Allier à cette démarche le vélo, comme outil logistique permettant la récolte des biodéchets, était pour nous primordial. En centre-ville dense, comme à Nantes, il est l’un des meilleurs outils : il répond aux problématiques d’encombrement et de circulation en étant plus mobile et flexible qu’un camion, tout en proposant une solution non polluante. Il est vrai qu’à l’échelle d’une ville, il faut également savoir adapter les moyens de collecte pour pouvoir être en totale cohérence avec nos objectifs environnementaux. D’autres structures ont déjà fait ce choix d’allier récolte des déchets organiques et pratique du vélo, une combinaison vertueuse et logique, nous sommes donc loin d’être une exception.

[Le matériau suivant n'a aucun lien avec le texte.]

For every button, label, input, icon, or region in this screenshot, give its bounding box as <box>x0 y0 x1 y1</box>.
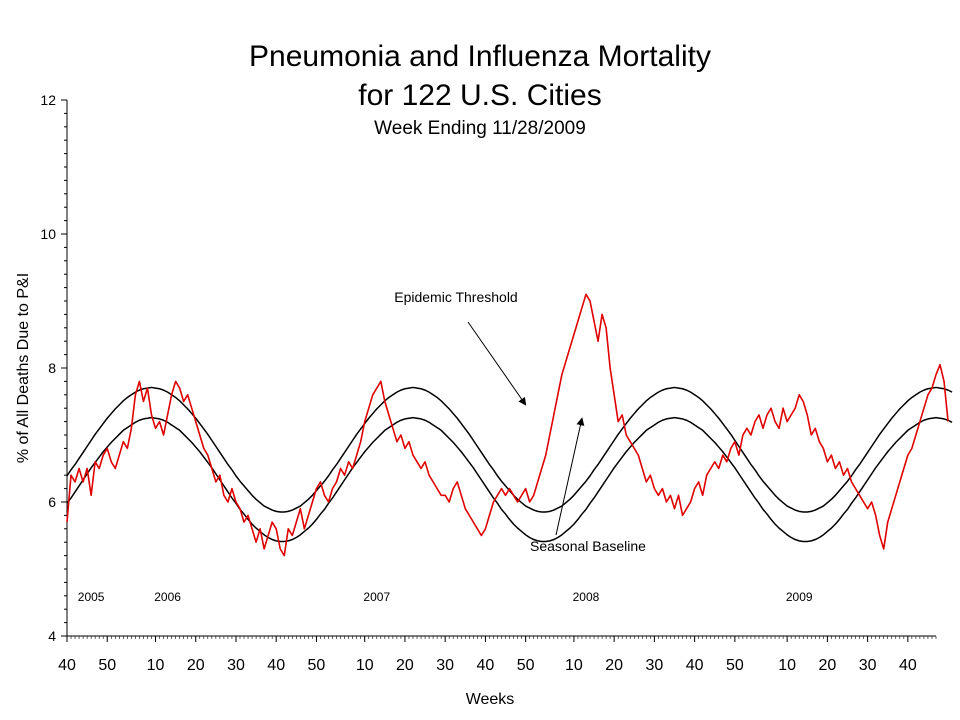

En 5 ans d’existence, observez-vous une augmentation des demandes ? La question du compostage est-elle en train de devenir centrale dans la gestion des déchets en ville ?
Nous avons toujours eu de nombreuses demandes de la part de restaurateurs pour s’engager avec nous. Le besoin était réel et, à l’origine, nous étions les seuls à proposer un service comme celui-ci. Il est vrai que la problématique de la gestion des déchets, notamment organiques, est devenue aujourd’hui une question “à la mode” auprès d’un plus large public. De plus en plus, le compostage entre dans les habitudes quotidiennes. Avec le confinement, chacun a pu se rendre compte de sa propre production de déchets de façon très concrète. C’est d’ailleurs à ce moment que nous avons choisi de mettre en place une collecte dédiée aux particuliers, même si la demande existait depuis longtemps.
Après, il est certain qu’il reste encore beaucoup de croyances, de peurs autour du compostage. On entend encore souvent dire que ce n’est pas propre, qu’il provoque des odeurs. Il y a donc un vrai travail de sensibilisation et de pédagogie à faire auprès des habitants. En plus du support logistique de récolte, nous cherchons régulièrement à expliquer comment cela fonctionne, de manière décomplexée et accessible.
L’ensemble des déchets organiques ramassés ont vocation à être transformés en compost. Mais concrètement, en centre-ville, comment s’y prend-on ?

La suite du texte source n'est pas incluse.